Another source of surprise is the likely role played by the most common painkiller currently on the market, paracetamol. Not that it is necessarily harmful to the fertility of men who use it sporadically: the major effects occur during the development of the genital tract, in utero, explains Mr. Jouannet in essence, when pregnant women use this drug. In September 2021, a group of researchers had already launched, in the journal Nature Reviews Endocrinology, an alert about this painkiller, recommending that it not be used without a medical prescription by pregnant women.
In general, the results of Andreas Kortenkamp and his co-authors do not make it possible to make a link between the exposure of the volunteers enrolled in the study and their own fertility, because it is that of the mothers, during their pregnancy, which is decisive, as well as exposures occurring during the perinatal period. Data that is generally impossible to obtain – except by going back in time.

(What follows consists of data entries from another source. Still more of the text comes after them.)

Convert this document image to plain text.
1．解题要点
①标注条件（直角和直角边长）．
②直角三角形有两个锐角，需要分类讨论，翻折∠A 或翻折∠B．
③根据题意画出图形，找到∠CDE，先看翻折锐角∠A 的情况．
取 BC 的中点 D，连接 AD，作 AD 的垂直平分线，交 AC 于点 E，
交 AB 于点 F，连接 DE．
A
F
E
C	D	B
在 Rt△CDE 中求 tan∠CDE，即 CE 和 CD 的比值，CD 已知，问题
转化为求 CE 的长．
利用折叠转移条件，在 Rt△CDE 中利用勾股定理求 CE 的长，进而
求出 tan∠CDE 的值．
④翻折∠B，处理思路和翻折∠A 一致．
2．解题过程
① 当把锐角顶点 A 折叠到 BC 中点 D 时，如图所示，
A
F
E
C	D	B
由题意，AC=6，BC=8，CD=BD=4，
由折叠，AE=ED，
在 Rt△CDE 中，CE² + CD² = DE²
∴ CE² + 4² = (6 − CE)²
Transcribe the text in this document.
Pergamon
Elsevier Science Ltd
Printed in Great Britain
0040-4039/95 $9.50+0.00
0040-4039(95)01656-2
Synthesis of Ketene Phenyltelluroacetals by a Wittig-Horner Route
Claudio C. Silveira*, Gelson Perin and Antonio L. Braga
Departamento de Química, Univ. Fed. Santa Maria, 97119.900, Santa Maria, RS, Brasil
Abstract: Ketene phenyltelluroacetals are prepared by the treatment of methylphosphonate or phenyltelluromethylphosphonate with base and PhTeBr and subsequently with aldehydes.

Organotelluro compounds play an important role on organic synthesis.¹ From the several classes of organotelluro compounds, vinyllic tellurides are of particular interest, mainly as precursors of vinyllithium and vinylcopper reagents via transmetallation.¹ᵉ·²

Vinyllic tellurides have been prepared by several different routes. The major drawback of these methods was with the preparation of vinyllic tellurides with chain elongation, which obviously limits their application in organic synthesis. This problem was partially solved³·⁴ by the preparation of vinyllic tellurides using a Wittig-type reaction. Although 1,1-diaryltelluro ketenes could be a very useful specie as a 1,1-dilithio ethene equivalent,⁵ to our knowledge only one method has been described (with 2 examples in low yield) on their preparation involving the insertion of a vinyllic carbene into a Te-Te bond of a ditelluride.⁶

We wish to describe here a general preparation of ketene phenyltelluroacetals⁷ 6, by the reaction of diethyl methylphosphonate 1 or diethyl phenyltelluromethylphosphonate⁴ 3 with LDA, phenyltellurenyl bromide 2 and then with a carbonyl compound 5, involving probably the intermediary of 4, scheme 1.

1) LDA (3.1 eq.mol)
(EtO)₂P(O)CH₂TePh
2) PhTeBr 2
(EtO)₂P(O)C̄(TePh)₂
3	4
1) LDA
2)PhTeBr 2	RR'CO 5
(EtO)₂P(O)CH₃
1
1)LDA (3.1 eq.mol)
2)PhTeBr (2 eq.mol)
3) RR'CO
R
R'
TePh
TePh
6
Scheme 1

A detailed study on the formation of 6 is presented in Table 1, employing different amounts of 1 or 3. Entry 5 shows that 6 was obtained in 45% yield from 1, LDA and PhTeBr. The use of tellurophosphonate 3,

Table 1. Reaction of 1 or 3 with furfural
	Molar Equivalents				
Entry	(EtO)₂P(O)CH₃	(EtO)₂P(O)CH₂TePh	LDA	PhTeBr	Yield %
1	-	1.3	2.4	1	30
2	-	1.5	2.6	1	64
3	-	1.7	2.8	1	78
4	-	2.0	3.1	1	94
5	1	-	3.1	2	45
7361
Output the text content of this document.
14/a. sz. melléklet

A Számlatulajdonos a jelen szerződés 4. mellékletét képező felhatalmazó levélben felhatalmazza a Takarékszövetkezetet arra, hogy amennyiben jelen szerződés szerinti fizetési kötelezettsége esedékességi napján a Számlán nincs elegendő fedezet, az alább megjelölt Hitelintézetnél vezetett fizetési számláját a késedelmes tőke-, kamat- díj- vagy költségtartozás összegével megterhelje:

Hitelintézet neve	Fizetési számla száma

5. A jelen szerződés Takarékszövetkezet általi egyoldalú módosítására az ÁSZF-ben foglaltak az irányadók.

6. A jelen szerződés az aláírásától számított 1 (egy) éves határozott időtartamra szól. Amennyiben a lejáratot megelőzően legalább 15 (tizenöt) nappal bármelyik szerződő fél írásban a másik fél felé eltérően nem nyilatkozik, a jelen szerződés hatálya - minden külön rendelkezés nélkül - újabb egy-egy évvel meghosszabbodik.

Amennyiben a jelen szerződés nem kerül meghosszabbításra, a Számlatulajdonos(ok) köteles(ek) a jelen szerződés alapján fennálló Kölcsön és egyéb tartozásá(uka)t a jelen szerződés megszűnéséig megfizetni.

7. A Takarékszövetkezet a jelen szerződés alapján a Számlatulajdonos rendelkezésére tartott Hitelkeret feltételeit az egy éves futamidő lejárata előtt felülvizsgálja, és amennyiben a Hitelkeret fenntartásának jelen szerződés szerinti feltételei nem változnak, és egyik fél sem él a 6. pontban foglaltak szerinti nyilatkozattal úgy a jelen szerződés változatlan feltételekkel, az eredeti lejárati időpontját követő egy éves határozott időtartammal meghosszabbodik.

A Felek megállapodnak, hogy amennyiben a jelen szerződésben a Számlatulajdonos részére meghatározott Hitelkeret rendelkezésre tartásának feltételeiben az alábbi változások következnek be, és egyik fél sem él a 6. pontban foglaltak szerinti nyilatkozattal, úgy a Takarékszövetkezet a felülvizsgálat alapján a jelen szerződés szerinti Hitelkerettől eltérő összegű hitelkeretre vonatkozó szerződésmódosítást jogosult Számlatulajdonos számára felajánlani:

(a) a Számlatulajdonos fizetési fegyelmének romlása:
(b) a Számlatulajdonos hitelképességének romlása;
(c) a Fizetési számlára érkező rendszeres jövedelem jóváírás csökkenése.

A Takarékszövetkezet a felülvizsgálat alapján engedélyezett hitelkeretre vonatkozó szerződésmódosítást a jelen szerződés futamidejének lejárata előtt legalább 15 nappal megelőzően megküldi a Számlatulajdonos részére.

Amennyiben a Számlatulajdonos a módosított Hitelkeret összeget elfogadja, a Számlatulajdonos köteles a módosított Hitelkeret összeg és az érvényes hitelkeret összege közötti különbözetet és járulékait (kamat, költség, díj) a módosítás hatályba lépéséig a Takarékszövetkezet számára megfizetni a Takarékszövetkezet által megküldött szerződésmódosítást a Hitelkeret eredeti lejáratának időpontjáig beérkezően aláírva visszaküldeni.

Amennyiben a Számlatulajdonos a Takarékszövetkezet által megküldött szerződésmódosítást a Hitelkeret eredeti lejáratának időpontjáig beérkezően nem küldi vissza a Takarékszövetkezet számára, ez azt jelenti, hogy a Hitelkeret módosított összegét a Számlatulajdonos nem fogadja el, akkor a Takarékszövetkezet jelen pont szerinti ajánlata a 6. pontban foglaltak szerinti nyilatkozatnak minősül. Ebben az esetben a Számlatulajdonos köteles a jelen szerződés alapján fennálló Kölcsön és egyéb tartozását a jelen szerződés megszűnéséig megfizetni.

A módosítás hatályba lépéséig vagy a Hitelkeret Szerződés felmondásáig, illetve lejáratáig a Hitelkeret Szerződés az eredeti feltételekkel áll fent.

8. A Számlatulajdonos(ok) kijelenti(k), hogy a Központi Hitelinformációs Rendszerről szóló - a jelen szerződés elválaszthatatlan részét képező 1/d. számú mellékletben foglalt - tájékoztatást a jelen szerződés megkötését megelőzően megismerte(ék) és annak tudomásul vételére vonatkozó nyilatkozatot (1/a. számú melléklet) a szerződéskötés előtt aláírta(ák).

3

Other long-term work would therefore be necessary to obtain definitive evidence on humans, followed from the fetal stage to adulthood. Researchers don’t disagree. “Our analysis has a predictive character that could be verified in adequate epidemiological studies on sperm quality,” they write in their paper. However, regulatory measures such as banning BPA in food contact materials should not be delayed until such verifications are available, which may take some time. In 2015, France was the first country to take such a measure – the replacement of BPA by other bisphenols, however, may have compromised some of the expected health benefits.